A Novel Current Ripple Cancellation PWM for Isolated Three-phase Matrix DAB AC-DC Matrix Converter

The control method for an isolated three-phase matrix dual active bridge (DAB) AC to DC converter is proposed to control sinusoidal grid current waveforms with a minimum reactive current. The conventional SVM based on a constant current is not applied to the isolated three-phase matrix DAB AC to DC converter due to a high di/dt by employing a leakage inductance. Therefore, the duty calculation for the matrix converter is required to approximate the waveforms at a high-frequency transformer or implement a numerical calculation. However, the gird currents are distorted due to the error by such approximation. In addition, the numerical calculation is used as a complex implementation and requires a long calculation time. In this paper, the novel modulation method based on the current ripple cancelation is proposed for the isolated three-phase matrix DAB AC to DC converter. The high di/dt ripple current against current reference is canceled by the sum of the currents during the positive and negative half switching cycle without the leakage inductance value.
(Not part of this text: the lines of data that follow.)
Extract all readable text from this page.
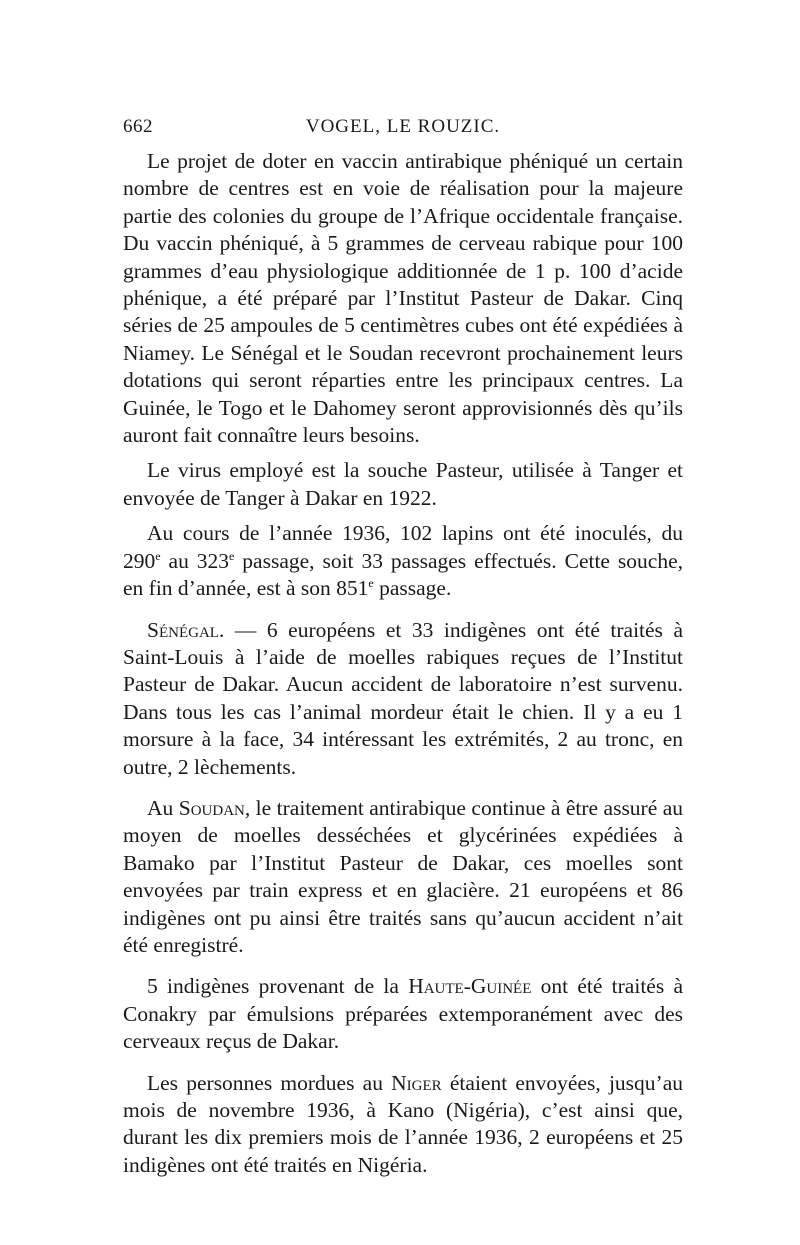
662	VOGEL, LE ROUZIC.

Le projet de doter en vaccin antirabique phéniqué un certain nombre de centres est en voie de réalisation pour la majeure partie des colonies du groupe de l’Afrique occidentale française. Du vaccin phéniqué, à 5 grammes de cerveau rabique pour 100 grammes d’eau physiologique additionnée de 1 p. 100 d’acide phénique, a été préparé par l’Institut Pasteur de Dakar. Cinq séries de 25 ampoules de 5 centimètres cubes ont été expédiées à Niamey. Le Sénégal et le Soudan recevront prochainement leurs dotations qui seront réparties entre les principaux centres. La Guinée, le Togo et le Dahomey seront approvisionnés dès qu’ils auront fait connaître leurs besoins.

Le virus employé est la souche Pasteur, utilisée à Tanger et envoyée de Tanger à Dakar en 1922.

Au cours de l’année 1936, 102 lapins ont été inoculés, du 290e au 323e passage, soit 33 passages effectués. Cette souche, en fin d’année, est à son 851e passage.

Sénégal. — 6 européens et 33 indigènes ont été traités à Saint-Louis à l’aide de moelles rabiques reçues de l’Institut Pasteur de Dakar. Aucun accident de laboratoire n’est survenu. Dans tous les cas l’animal mordeur était le chien. Il y a eu 1 morsure à la face, 34 intéressant les extrémités, 2 au tronc, en outre, 2 lèchements.

Au Soudan, le traitement antirabique continue à être assuré au moyen de moelles desséchées et glycérinées expédiées à Bamako par l’Institut Pasteur de Dakar, ces moelles sont envoyées par train express et en glacière. 21 européens et 86 indigènes ont pu ainsi être traités sans qu’aucun accident n’ait été enregistré.

5 indigènes provenant de la Haute-Guinée ont été traités à Conakry par émulsions préparées extemporanément avec des cerveaux reçus de Dakar.

Les personnes mordues au Niger étaient envoyées, jusqu’au mois de novembre 1936, à Kano (Nigéria), c’est ainsi que, durant les dix premiers mois de l’année 1936, 2 européens et 25 indigènes ont été traités en Nigéria.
The input and output dc current controls are achieved considering the effects of the leakage inductance. A continuous current mode (CCM) and discontinuous current mode (DCM) on buck and boost modes are clarified and confirmed by simulation. As the simulation results, the input current THD is reduced by 88.2% compared with the conventional method. As experimental results, the input current THD of 3.8% is achieved at rated power with CCM and DCM operation.